Все могущество этих двухсот тысяч палочек, их удивительную неожиданность, внезапную грандиозность он постигает в те мгновения, когда вместе с его камешком замолкает и молоток отца.
Это все равно как вкус квасцов. Наверно, ребенок в свои полтора года не знает слова «квасцы». Но что такое квасцы — он знает. У отца есть квасцы — большой, как кусок мыла, кристалл, которым отец трет бороду, как побреется. Он лежит на кухне, в выдвижном ящике зеркального шкафчика, возле бритвы, — ребенок видел, как ее разбирают и собирают, — возле коробочки с лезвиями, возле флакона, от которого так хорошо пахнет… Побрившись, отец смачивает камень водой и проводит им по лицу. На ощупь кристалл совсем гладкий. Стоит ему высохнуть — и на нем проступают пятнышки крови. Ребенок карабкается на стул — ему нужно посмотреть на себя в зеркало. Потом он пытается выдвинуть ящик. За этим занятием его обычно застигают, хватают, спускают на пол. Но один раз ему все-таки удалось добраться до квасцов, и он лизнул кристалл… Вкус совсем не такой, как у мыла… Когда замолкают сразу оба барабана, его барабан и отцовский, он словно ощущает на языке вкус квасцов — нечто иное, нечто большее, чем ожидаешь, обрушивается на него, и мир в мгновение ока становится огромней, а небо — совсем прозрачным, как кристалл влажных квасцов.
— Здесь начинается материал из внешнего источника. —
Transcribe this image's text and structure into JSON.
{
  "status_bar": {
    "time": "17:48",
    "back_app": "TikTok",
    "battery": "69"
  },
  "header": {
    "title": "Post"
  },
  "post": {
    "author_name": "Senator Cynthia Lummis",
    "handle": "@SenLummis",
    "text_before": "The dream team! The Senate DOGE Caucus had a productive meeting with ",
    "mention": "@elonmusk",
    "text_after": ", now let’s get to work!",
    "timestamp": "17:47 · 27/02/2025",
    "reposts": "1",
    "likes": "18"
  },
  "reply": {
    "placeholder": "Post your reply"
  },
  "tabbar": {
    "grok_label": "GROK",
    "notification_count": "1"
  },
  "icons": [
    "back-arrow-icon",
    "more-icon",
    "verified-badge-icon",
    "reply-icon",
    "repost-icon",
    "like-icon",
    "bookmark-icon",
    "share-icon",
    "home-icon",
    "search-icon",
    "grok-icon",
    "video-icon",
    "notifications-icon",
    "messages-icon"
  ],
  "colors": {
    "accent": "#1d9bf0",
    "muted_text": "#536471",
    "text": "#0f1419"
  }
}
Впрочем, когда говорят, что полуторагодовалый ребенок поет, это тоже не совсем точно. То, чем он занят, так же похоже на пение, как его старая кастрюля на барабан. Но он-то твердо знает, что он поет. Спросите его, поет ли он, он вам скажет «ага»; в этом «ага» — самое гордое «да» на свете.
Но он не знает другого: когда отец перестает стучать молотком, он делает это и потому, что хочет услышать ребенка; пока он работает, звук маленького барабана доходит до него словно бы изнутри, из его большого барабана.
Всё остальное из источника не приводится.